On role the movie Rain Man played in increasing cultural awareness of autism

In 1988, most people in the world who had never seen an autistic adult saw one for the first time, and that person was Dustin Hoffman's character of Raymond Babbitt in the Academy Award-winning film Rain Man. It was an incredible success and for parents of autistic children it meant the end of having to explain to their neighbors, "No, no, no, our child isn't artistic, they're autistic." Virtually no one outside of the community of families and clinicians had heard of autism before Rain Man, and Rain Man introduced this incredibly beguiling, eccentric, instantly recognizable character. ...

I had mothers tell me that when they were out in public with their kids, if their kids started having a difficult moment, that they would often get sour looks from other parents, but literally, within days of Rain Man's release, other parents would inquire, "Oh, is your child autistic? Like Rain Man?" So Rain Man created this wave of cultural awareness of autism more than any of the autism organizations had been able to accomplish in decades before that.

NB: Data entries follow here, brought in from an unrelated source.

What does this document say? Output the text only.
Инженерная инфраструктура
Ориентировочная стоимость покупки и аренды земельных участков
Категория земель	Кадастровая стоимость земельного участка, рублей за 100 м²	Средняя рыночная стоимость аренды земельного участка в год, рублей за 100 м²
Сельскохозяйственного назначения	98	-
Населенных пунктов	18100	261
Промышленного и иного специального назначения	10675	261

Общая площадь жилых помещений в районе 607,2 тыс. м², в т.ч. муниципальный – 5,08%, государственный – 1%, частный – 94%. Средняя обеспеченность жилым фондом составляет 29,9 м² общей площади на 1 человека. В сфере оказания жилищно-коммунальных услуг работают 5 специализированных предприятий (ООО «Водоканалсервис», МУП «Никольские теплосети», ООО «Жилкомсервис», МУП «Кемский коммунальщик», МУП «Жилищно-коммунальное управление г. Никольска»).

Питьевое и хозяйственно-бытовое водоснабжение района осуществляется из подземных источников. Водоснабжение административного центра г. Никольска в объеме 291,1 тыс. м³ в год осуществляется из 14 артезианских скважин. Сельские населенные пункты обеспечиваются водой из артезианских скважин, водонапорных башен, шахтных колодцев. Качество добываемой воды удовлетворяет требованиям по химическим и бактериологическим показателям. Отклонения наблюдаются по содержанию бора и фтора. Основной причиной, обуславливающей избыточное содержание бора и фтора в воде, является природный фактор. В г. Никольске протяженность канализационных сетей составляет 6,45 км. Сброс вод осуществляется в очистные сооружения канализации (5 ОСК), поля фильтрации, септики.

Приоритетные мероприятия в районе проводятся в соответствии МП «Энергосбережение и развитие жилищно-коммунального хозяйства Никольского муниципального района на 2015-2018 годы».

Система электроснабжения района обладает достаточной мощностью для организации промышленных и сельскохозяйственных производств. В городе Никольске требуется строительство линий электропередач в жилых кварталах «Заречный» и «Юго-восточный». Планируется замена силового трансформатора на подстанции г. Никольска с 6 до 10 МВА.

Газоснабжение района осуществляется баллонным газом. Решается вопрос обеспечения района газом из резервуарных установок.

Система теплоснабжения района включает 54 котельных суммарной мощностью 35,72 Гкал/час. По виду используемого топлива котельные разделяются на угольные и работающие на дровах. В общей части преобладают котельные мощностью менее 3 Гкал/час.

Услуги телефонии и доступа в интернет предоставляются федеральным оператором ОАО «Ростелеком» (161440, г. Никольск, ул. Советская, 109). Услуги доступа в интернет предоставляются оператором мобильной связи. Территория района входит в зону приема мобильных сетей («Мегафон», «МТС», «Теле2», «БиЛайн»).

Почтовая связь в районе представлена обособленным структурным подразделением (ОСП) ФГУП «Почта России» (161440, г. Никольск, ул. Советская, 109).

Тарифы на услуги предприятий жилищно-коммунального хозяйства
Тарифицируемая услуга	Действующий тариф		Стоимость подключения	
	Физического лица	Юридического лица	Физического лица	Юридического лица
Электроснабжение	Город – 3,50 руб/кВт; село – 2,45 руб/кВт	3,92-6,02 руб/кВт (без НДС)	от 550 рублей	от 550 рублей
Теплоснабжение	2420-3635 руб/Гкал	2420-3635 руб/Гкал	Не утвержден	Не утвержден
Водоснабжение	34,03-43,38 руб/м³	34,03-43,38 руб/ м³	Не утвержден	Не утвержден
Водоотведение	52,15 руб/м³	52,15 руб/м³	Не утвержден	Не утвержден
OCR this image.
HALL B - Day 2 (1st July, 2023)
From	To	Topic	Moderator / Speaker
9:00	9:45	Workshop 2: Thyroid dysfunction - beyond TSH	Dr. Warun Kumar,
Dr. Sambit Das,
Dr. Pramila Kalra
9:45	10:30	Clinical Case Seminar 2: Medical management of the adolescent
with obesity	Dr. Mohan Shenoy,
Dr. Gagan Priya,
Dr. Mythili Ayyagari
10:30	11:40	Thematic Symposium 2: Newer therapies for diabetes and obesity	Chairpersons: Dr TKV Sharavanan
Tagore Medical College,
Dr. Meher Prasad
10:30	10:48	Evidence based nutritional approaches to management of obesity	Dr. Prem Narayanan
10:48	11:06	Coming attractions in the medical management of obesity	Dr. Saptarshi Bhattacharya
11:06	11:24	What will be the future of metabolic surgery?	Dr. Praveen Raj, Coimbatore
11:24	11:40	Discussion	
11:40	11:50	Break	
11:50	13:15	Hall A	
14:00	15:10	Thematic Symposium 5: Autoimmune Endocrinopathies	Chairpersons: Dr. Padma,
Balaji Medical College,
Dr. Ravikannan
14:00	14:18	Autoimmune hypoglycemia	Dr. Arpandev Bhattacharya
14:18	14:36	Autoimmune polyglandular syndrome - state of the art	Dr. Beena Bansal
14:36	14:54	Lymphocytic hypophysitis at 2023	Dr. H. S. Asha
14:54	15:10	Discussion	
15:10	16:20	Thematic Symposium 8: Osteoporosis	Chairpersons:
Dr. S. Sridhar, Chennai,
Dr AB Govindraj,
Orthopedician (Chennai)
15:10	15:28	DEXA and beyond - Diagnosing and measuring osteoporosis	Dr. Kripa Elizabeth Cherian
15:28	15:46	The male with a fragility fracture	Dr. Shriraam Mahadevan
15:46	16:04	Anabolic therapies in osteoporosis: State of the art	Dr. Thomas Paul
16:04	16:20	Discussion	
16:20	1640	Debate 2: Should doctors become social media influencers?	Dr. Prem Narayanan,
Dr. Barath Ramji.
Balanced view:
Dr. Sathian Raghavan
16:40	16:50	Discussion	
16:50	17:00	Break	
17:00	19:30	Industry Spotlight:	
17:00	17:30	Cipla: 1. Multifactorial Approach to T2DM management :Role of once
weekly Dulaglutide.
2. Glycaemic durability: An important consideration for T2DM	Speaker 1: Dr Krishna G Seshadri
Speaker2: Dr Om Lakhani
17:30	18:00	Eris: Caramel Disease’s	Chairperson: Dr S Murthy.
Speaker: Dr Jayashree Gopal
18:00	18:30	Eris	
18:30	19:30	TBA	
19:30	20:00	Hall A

On the connection between vaccines and autism

I completely understand why parents would believe that their child had been rendered autistic by a vaccine for several reasons: one is that autism often doesn't become obvious to both clinicians and parents and teachers and everybody until a child is 2 or 3, which is exactly the age when many children are receiving their vaccinations. Also, the Internet was a new thing at the time, and so the word that there was a theory that vaccines cause autism was spreading rapidly through the same communities in which autism parents were finally able to talk to each other online. So while people tend to stereotype what are now call "anti-vaxxers" [as] these kind of low information people, et cetera, in fact, the people who believed that were often highly informed and read papers obsessively.

But the problem is that nobody had explained to them what had happened with the diagnosis.

On how society deals with autism

Autism is a highly complex and heterogeneous condition that is probably caused by a highly complex and heterogeneous series of interactions between genes and the environment. But one of the arguments that my book makes is that we think that our society is taking autism seriously and dealing with the challenges that it presents by pouring millions of dollars into it. [They'll say,] "Let's find more candidate genes." Well, we already have 1,000. "Let's find more potential environmental triggers." Well, everything from antidepressants in the water supply to air pollution has been identified as possibly contributing to autism. What I say is that at least some of that money should be redirected to things like helping autistic adults live more satisfying, healthier and safer lives, or helping families get the services they need or helping families get a quicker diagnosis for their kids.